In terms of barrio-to-barrio boundaries, Montes Llanos is bounded in the North by Barrios San Patricio and Maragüez, in the South by Portugués and Machuelo Arriba, in the West by Tibes, and in the East by Barrio Maragüez.

==Demographics==
Montes Llanos has 2.15 sqmi of land area and no water area. In 2000, the population of Montes Llanos was 462 persons, and it had a density of 215 persons per square mile, making it the least populated barrio in the municipality. Montes Llanos is the least populated, though not the least densely populated, barrio in the municipality of Ponce. The community of Villas del Monte Verde is located in Montes Llanos.
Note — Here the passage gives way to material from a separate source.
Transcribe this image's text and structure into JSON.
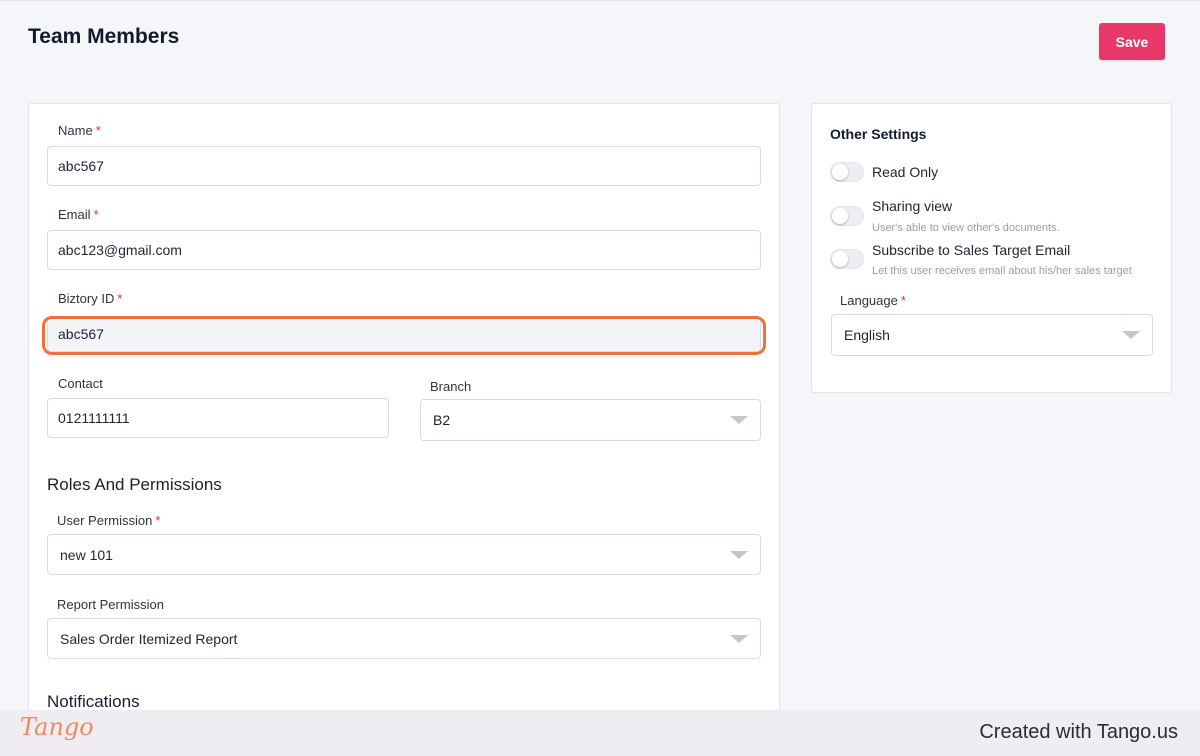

In 2010, the population of Monte Llano was 523 persons, and it had a density of 243.3 persons per square mile.

Historical population
| Census | Pop. | Note | %± |
| 1900 | 964 |  | — |
| 1910 | 825 |  | −14.4% |
| 1920 | 1,241 |  | 50.4% |
| 1930 | 717 |  | −42.2% |
| 1940 | 1,015 |  | 41.6% |
| 1950 | 487 |  | −52.0% |
| 1960 | 338 |  | −30.6% |
| 1970 | 302 |  | −10.7% |
| 1980 | 391 |  | 29.5% |
| 1990 | 764 |  | 95.4% |
| 2000 | 462 |  | −39.5% |
| 2010 | 523 |  | 13.2% |
U.S. Decennial Census 1899 (shown as 1900) 1910-1930 1930-1950 1960 1980-2000 2010

==Geography==
The highest point in barrio Montes Llanos stands at 2,394 feet and is located in the extreme northwest tip of the barrio.

==Infrastructure==
The main road serving Barrio Montes Llanos is PR-505.

==Notable Landmarks==
Barrio Montes Llanos is home to the origin of the Río Chiquito. Rio Chiquito feeds into Rio Portugues just as they both enter the Ponce city limits to eventually empty as Rio Bucana into the Caribbean Sea opposite Caja de Muertos.